Having read both this and the related 8 Fallacies of Distributed Computing a while back, I didn't see how this would apply, and re-reading confirmed my vague recollections: these are about the problems of scaling things up from the local case to the distributed case, whereas Storage Combinators and In-Process REST are about scaling things down from the distributed case to the local case. Particularly the Waldo paper is also very specifically about objects and messages, REST is a different beast.

And of course scaling things down happens to be time-honored tradtition with a pretty good track record:

In computer terms, Smalltalk is a recursion on the notion of computer itself. Instead of dividing "computer stuff" into things each less strong than the whole—like data structures, procedures, and functions which are the usual paraphernalia of programming languages—each Smalltalk object is a recursion on the entire possibilities of the computer.

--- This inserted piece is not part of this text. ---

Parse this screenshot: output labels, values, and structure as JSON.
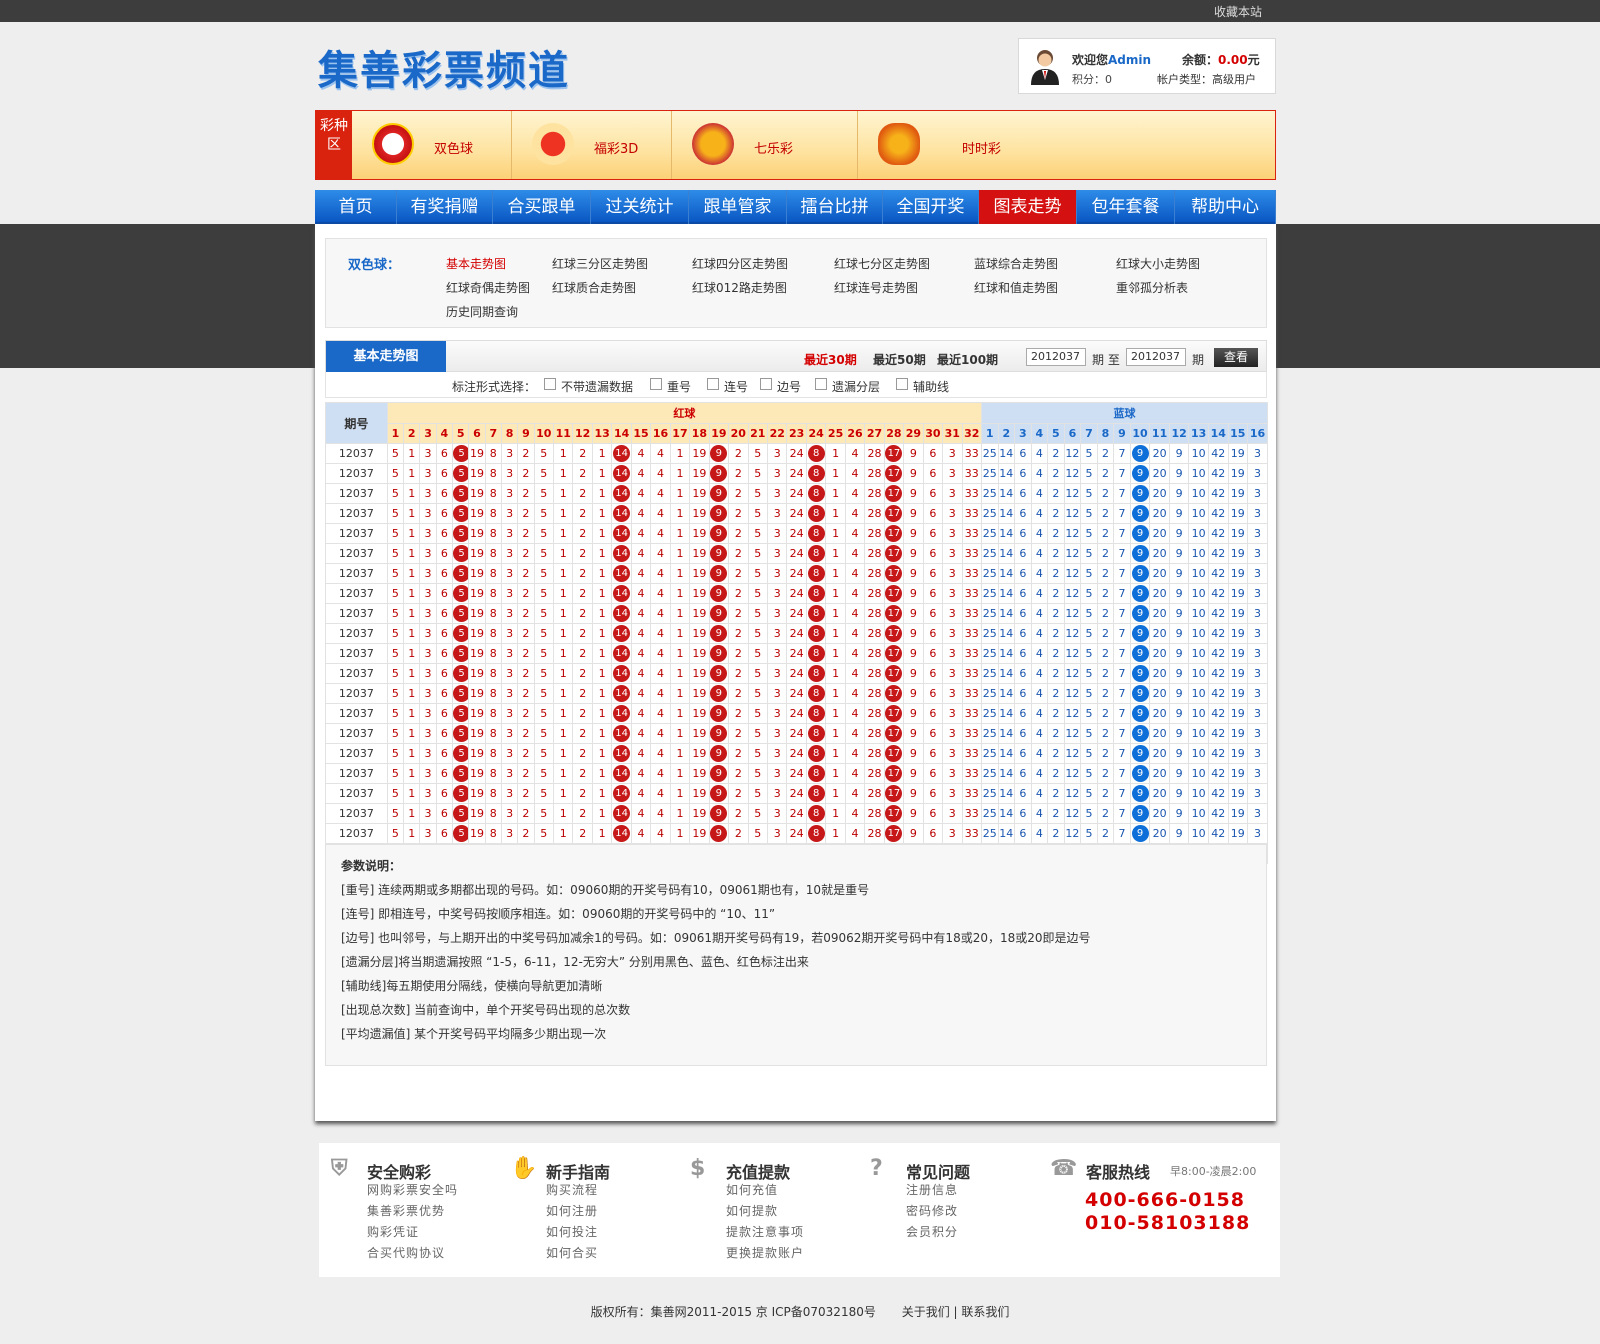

Thus its semantics are a bit like having thousands and thousands of computers all hooked together by a very fast network.

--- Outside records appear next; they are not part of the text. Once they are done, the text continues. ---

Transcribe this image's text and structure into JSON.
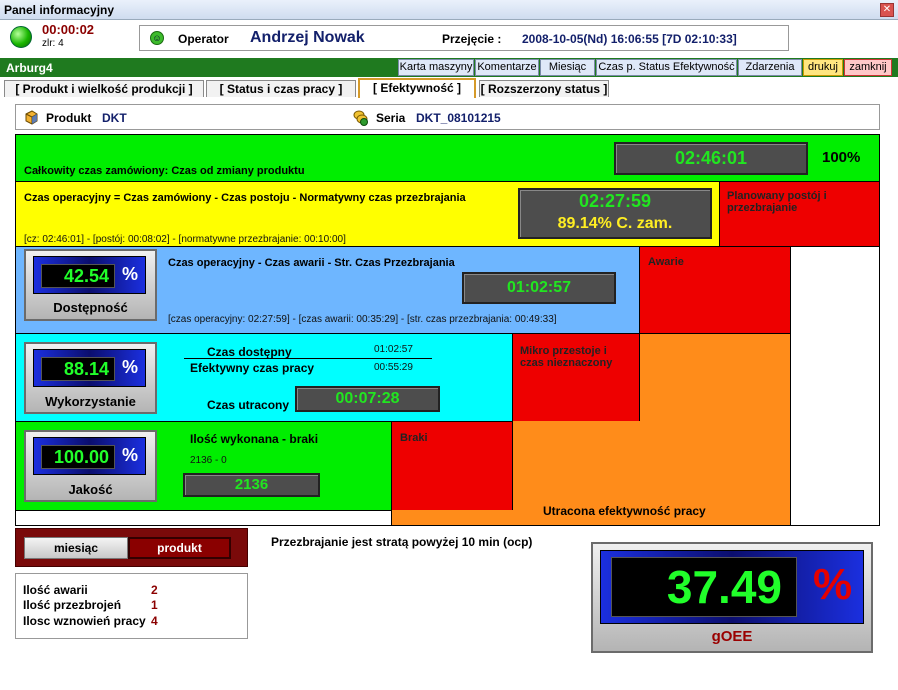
{
  "window": {
    "title": "Panel informacyjny",
    "close_label": "✕"
  },
  "header": {
    "timer": "00:00:02",
    "zlr": "zlr: 4",
    "operator_label": "Operator",
    "operator_name": "Andrzej Nowak",
    "przejecie_label": "Przejęcie :",
    "przejecie_value": "2008-10-05(Nd) 16:06:55 [7D 02:10:33]"
  },
  "machine": {
    "name": "Arburg4"
  },
  "nav": {
    "karta": "Karta maszyny",
    "komentarze": "Komentarze",
    "miesiac": "Miesiąc",
    "czas_status": "Czas p. Status Efektywność",
    "zdarzenia": "Zdarzenia",
    "drukuj": "drukuj",
    "zamknij": "zamknij"
  },
  "tabs": {
    "produkt": "[ Produkt i wielkość produkcji ]",
    "status": "[ Status i czas pracy ]",
    "efektywnosc": "[ Efektywność ]",
    "rozszerzony": "[ Rozszerzony status ]"
  },
  "product": {
    "produkt_label": "Produkt",
    "produkt_value": "DKT",
    "seria_label": "Seria",
    "seria_value": "DKT_08101215"
  },
  "blocks": {
    "total": {
      "label": "Całkowity czas zamówiony: Czas od zmiany produktu",
      "time": "02:46:01",
      "pct": "100%"
    },
    "operational": {
      "label": "Czas operacyjny = Czas zamówiony - Czas postoju - Normatywny czas przezbrajania",
      "time": "02:27:59",
      "pct": "89.14% C. zam.",
      "detail": "[cz: 02:46:01] - [postój: 00:08:02] - [normatywne przezbrajanie: 00:10:00]"
    },
    "planned": {
      "label": "Planowany postój i przezbrajanie"
    },
    "availability": {
      "label": "Czas operacyjny - Czas awarii - Str. Czas Przezbrajania",
      "time": "01:02:57",
      "detail": "[czas operacyjny: 02:27:59] - [czas awarii: 00:35:29] - [str. czas przezbrajania: 00:49:33]"
    },
    "awarie": {
      "label": "Awarie"
    },
    "utilization": {
      "czas_dostepny_label": "Czas dostępny",
      "czas_dostepny_value": "01:02:57",
      "efektywny_label": "Efektywny czas pracy",
      "efektywny_value": "00:55:29",
      "utracony_label": "Czas utracony",
      "utracony_value": "00:07:28"
    },
    "mikro": {
      "label": "Mikro przestoje i czas nieznaczony"
    },
    "quality": {
      "label": "Ilość wykonana - braki",
      "detail": "2136 - 0",
      "value": "2136"
    },
    "braki": {
      "label": "Braki"
    },
    "utracona": {
      "label": "Utracona efektywność pracy"
    }
  },
  "gauges": {
    "dostepnosc": {
      "value": "42.54",
      "pct": "%",
      "caption": "Dostępność"
    },
    "wykorzystanie": {
      "value": "88.14",
      "pct": "%",
      "caption": "Wykorzystanie"
    },
    "jakosc": {
      "value": "100.00",
      "pct": "%",
      "caption": "Jakość"
    },
    "goee": {
      "value": "37.49",
      "pct": "%",
      "caption": "gOEE"
    }
  },
  "mode": {
    "miesiac": "miesiąc",
    "produkt": "produkt"
  },
  "note": "Przezbrajanie  jest stratą powyżej 10 min (ocp)",
  "legend": {
    "awarii_label": "Ilość awarii",
    "awarii_value": "2",
    "przezbrojen_label": "Ilość przezbrojeń",
    "przezbrojen_value": "1",
    "wznowien_label": "Ilosc wznowień pracy",
    "wznowien_value": "4"
  },
  "colors": {
    "green": "#00ee00",
    "yellow": "#ffff00",
    "red": "#ee0000",
    "blue": "#6eb6ff",
    "cyan": "#00ffff",
    "orange": "#ff8c1a"
  }
}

Mind you, I think this is absolutely brilliant : in order to get something that will

scale up, you simply start with something large and then scale it down!.

But of course, this actually did not happen. As we all experienced scaling local objects and messaging up to the distributed case did not (CORBA, SOAP,...), and as Waldo explains, cannot, in fact, work. What gives?

My guess is that the method described wasn't actually used: when Alan came up with his version of objects, there were no networks with thousands of computers. And so Alan could not actually look at how they communicated, he had to imagine it, it was a Gedankenexperiment. And thus objects and messages were not a scaled-down version of an actual larger thing, they were a scaled down version of an imagined larger thing.

Today, we do have a large network of computers, with not just thousands but billions of nodes. And they communicate via HTTP using the REST architectural style, not via distributed objects and messages.

So maybe if we took that communication model and scaled it down, we might be able to do even better than objects and messages, which already did pretty brilliantly. Hence In-Process REST , Polymorphic Identifiers and Storage Combinators , and yes, the results look pretty good so far!